The author/farmer/enviromental "guru" Gene Logsdon once wrote, "In nature a natural death is unnatural."

If most people had to kill their own food, most people would be vegetarians.

I wrote that. :)

PBurns said...

Actually Curt, that's a sentiment that is provably not true.

The true history of man is that we hunted for meat and killed it ourselves for 2 million years.

This was what we did.

It is written the grooves on mammoth bones, spear points, and campfires the world over.

It is why we domesticated chickens, sheep, goats, camels, horses, cows, ducks, geese, and pigs. We raised our own meat and killed it too.
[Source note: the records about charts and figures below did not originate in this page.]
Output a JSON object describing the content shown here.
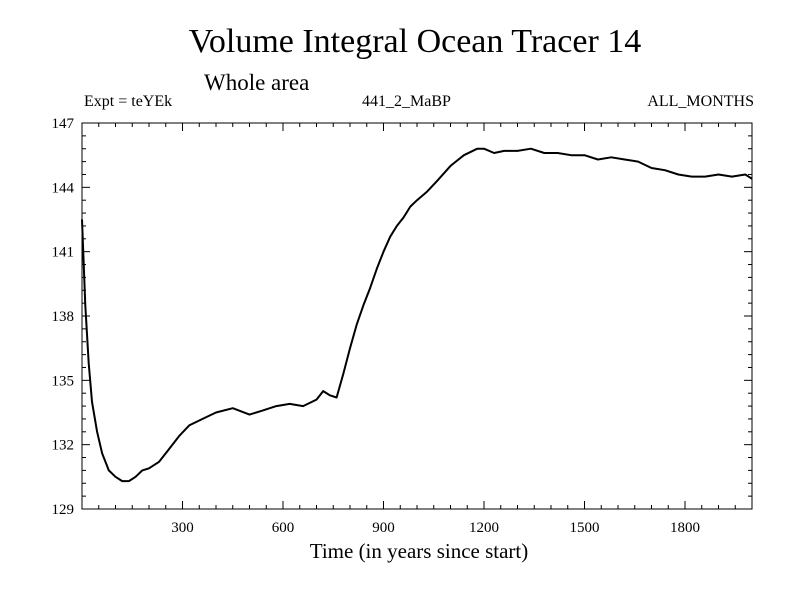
{
  "chart_data": {
    "type": "line",
    "title": "Volume Integral Ocean Tracer 14",
    "subtitle": "Whole area",
    "header_left": "Expt = teYEk",
    "header_center": "441_2_MaBP",
    "header_right": "ALL_MONTHS",
    "xlabel": "Time (in years since start)",
    "ylabel": "",
    "xlim": [
      0,
      2000
    ],
    "ylim": [
      129,
      147
    ],
    "xticks": [
      300,
      600,
      900,
      1200,
      1500,
      1800
    ],
    "yticks": [
      129,
      132,
      135,
      138,
      141,
      144,
      147
    ],
    "series": [
      {
        "name": "Volume Integral Ocean Tracer 14",
        "x": [
          0,
          10,
          20,
          30,
          45,
          60,
          80,
          100,
          120,
          140,
          160,
          180,
          200,
          230,
          260,
          290,
          320,
          360,
          400,
          450,
          500,
          540,
          580,
          620,
          660,
          700,
          720,
          740,
          760,
          780,
          800,
          820,
          840,
          860,
          880,
          900,
          920,
          940,
          960,
          980,
          1000,
          1030,
          1060,
          1100,
          1140,
          1180,
          1200,
          1230,
          1260,
          1300,
          1340,
          1380,
          1420,
          1460,
          1500,
          1540,
          1580,
          1620,
          1660,
          1700,
          1740,
          1780,
          1820,
          1860,
          1900,
          1940,
          1980,
          2000
        ],
        "y": [
          142.5,
          138.5,
          135.8,
          134.0,
          132.6,
          131.6,
          130.8,
          130.5,
          130.3,
          130.3,
          130.5,
          130.8,
          130.9,
          131.2,
          131.8,
          132.4,
          132.9,
          133.2,
          133.5,
          133.7,
          133.4,
          133.6,
          133.8,
          133.9,
          133.8,
          134.1,
          134.5,
          134.3,
          134.2,
          135.3,
          136.5,
          137.6,
          138.5,
          139.3,
          140.2,
          141.0,
          141.7,
          142.2,
          142.6,
          143.1,
          143.4,
          143.8,
          144.3,
          145.0,
          145.5,
          145.8,
          145.8,
          145.6,
          145.7,
          145.7,
          145.8,
          145.6,
          145.6,
          145.5,
          145.5,
          145.3,
          145.4,
          145.3,
          145.2,
          144.9,
          144.8,
          144.6,
          144.5,
          144.5,
          144.6,
          144.5,
          144.6,
          144.4
        ]
      }
    ]
  }
}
It was alive in the market until 150 years ago as there was no refrigeration.

There is no trick or art in killing, and it is not shocking after you have done it and lived with it. This is the normal of a million years, and it is only the arrogance of modern lazy times when ripe fruit is delivered in winter and sugar and nuts come in a bag that we have embraced foreign foods such as potatoes and tofu, almonds, and pumpkins. There is nothing wrong with vegetarianism, but it is affectation of modern rich white people who have cheap food, close by, delivered in airplanes and trucks, harvested by unseen peasants many thousands of miles away. Few people are less connected to the land or to history than the modern American vegetarian.